The EGID tiers were created in part to help support the continued existence and financial viability of truly rural hospitals. EGID’s tier designation process is intended to only recognize a rural reimbursement methodology if the urban or rural status is based on the ZIP code of the hospital and the status of that ZIP code in the U.S. Census Bureau’s metropolitan core-based statistical area.
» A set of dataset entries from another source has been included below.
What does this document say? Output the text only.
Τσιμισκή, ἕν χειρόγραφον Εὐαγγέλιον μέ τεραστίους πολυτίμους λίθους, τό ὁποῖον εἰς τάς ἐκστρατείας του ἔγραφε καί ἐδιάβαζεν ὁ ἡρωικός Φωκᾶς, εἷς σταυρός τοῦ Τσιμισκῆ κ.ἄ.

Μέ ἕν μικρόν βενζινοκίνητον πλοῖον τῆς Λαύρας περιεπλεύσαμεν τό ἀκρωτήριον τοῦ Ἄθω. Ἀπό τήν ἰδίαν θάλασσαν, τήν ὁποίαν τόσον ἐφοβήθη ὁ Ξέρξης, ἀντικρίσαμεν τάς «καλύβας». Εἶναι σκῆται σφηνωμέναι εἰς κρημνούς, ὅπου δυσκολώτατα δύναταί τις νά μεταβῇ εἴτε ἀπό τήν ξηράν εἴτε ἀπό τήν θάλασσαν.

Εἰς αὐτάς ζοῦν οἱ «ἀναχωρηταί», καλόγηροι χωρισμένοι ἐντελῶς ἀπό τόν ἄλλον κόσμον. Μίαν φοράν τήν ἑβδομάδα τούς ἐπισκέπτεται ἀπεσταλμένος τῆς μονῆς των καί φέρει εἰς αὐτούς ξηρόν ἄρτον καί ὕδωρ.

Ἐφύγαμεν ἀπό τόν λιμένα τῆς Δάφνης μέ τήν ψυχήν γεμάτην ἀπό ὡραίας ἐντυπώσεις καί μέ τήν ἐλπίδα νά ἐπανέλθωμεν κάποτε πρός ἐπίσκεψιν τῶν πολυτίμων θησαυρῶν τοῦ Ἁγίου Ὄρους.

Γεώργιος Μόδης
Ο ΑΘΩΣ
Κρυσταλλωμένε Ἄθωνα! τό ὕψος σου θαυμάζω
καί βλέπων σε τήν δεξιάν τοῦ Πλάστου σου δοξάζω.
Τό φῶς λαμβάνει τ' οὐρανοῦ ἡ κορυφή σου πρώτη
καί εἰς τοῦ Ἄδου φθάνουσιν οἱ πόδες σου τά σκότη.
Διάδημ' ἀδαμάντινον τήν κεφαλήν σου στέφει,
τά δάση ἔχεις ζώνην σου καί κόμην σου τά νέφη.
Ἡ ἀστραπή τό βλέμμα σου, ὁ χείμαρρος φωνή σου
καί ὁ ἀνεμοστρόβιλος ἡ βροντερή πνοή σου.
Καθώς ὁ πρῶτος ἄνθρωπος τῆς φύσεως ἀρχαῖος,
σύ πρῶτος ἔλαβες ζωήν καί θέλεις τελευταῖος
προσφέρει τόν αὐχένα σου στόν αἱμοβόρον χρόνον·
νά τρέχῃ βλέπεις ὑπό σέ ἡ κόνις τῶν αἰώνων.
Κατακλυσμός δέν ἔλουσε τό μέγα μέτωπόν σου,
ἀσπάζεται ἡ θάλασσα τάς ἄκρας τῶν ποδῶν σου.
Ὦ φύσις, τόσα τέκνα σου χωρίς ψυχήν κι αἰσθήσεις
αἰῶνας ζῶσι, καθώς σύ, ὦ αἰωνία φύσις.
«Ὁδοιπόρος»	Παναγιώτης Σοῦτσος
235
Inpatient and outpatient tier designations and facility urban/rural designations are updated annually on Oct. 1. These designations are determined by the most current Centers for Medicare & Medicaid Services fiscal year inpatient prospective payment system impact file or the facility's ZIP code, included in the U.S. Census Bureau's metropolitan core-based statistical area. On Jan. 1, the urban/rural indicators are updated based on the most recent CMS ZIP code to carrier locality file for all facilities that are not hospitals.
For the most part, the applicable urban tier status is based on the most current CMS fiscal year inpatient prospective payment system impact file for network providers, unless the ZIP code of its physical location is included in the U.S. Census Bureau’s metropolitan core-based statistical area.
Inpatient and outpatient tier designations are defined as:
- Tier 1 – Network urban facilities with greater than 300 beds.
- Tier 2 – All other urban and non-network facilities.
- Tier 3 – Critical access hospitals, sole community hospitals, and Indian, military and VA facilities.
- Tier 4 – All other network rural facilities.
- Tier 6 – Outpatient rural emergency hospitals.
Fee schedule updates are reported in each quarterly issue of the Network News. If you need specific codes and allowable fees affected by these updates, please view or download the latest fee schedule. The fee schedule has not been publicly disclosed and is deemed confidential pursuant to 51 O.S. and should not be disseminated, distributed or copied to persons not authorized to receive the information.